I don’t know about anyone else?

But when I rebuild an engine, the plugs and gaskets are replaced.


Maybe the OP could provide info about how much this rebuild cost. That’s not meant to be nosey; only to get an idea of how well it was rebuilt.

If the coils are dying then the plugs should be considered. If new plugs were installed then maybe there’s a compression issue which is causing the plugs to misfire and which in turn is killing the coils.

If the old plugs were left in a new engine; then ugh…

There’s no heat-sink involved when replacing coils on this engine.

Factory plugs literally can’t be gapped on this application . . . unless you want to wail on it with a sledgehammer

Although I essentially disagree with the idea of looking for sparking with the hood open on this particular application . . . the plugs are so far down in the hole, I doubt you’d see any sparking, even if the boot was torn . . . I have used that method to discover a bad coil wire on an Astro van, which has an old-school coil, igniter and distributor


When a coil goes out, is that the only one that gets changed?
How many have gone out?
Has it ever been the same one twice?

Coils, being built on very well controlled manufacturing lines, rend to have very similar lifespans. Usually when an aging coil dies, it’s prudent to consider changing the others at the same time. There’s not enough detail in your post to suggest whether that may be the issue here, but if it is a possibility it’s worth thinking about.

The other possibility is a high voltage problem. If the alternator is producing higher than normal spikes of voltage (like in a bad rectifier) it can kill coils. Has this been looked into?

Post back.

Here’s another wild guess for why the coils are repeatedly failing. I wonder, does the computerized ignition system on a vehicle like this adjust the coil voltage to be higher when it is cold or on cold starts? The idea would be to provide an extra healthy spark for those conditions. Seems likely, as that hot-spark technique is even done on my 40 year old Ford truck with a conventional points/capacitor/single-coil ignition system. If so, maybe the ignition system is thinking it needs to provide a hot spark all the time, instead of just when the engine or air temp is cold. Good idea to check the engine coolant and intake air temp sensors.

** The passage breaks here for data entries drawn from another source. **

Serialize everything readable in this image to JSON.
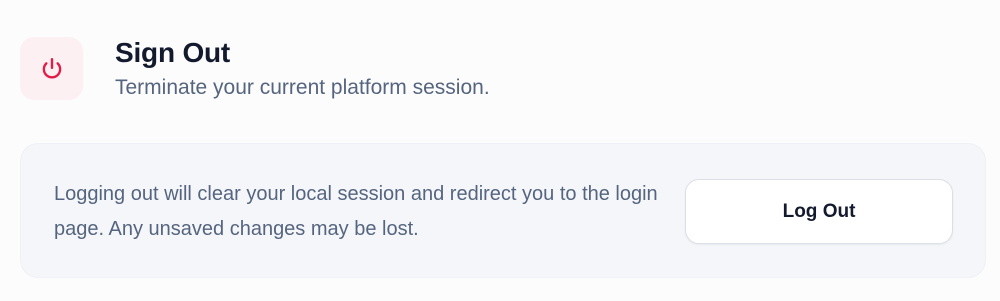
{
  "header": {
    "icon": "power-icon",
    "title": "Sign Out",
    "subtitle": "Terminate your current platform session."
  },
  "card": {
    "description": "Logging out will clear your local session and redirect you to the login page. Any unsaved changes may be lost.",
    "button_label": "Log Out"
  },
  "colors": {
    "accent": "#e11d48",
    "icon_background": "#fdf0f2",
    "title": "#141a2e",
    "muted_text": "#56657f",
    "card_background": "#f4f6f9"
  }
}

These are WELL KNOWN for this issue. When one coil over plug goes…the other ones will begin to fail one after the other. Ive replaced countless COP parts on Fords… VW also had an issue similar but they recalled the coils… all I had to do was bring the car to the dealer and they replaced all of mine for free…which was unusual for me being a mechanic, but I suffered through the indignity.

As far as your Ford? You will find that the coils will all fail…one after the other. Its a wonder Ford doesnt recall them…or maybe they have? I repaired the same truck you mentioned this week…for the SAME issue… I told the guy that I can patch you up here and now with one coil…but they are all going to fail one after the other. I was correct. The fix is obvious, what isnt obvious is whether Ford will cover the replacement or not.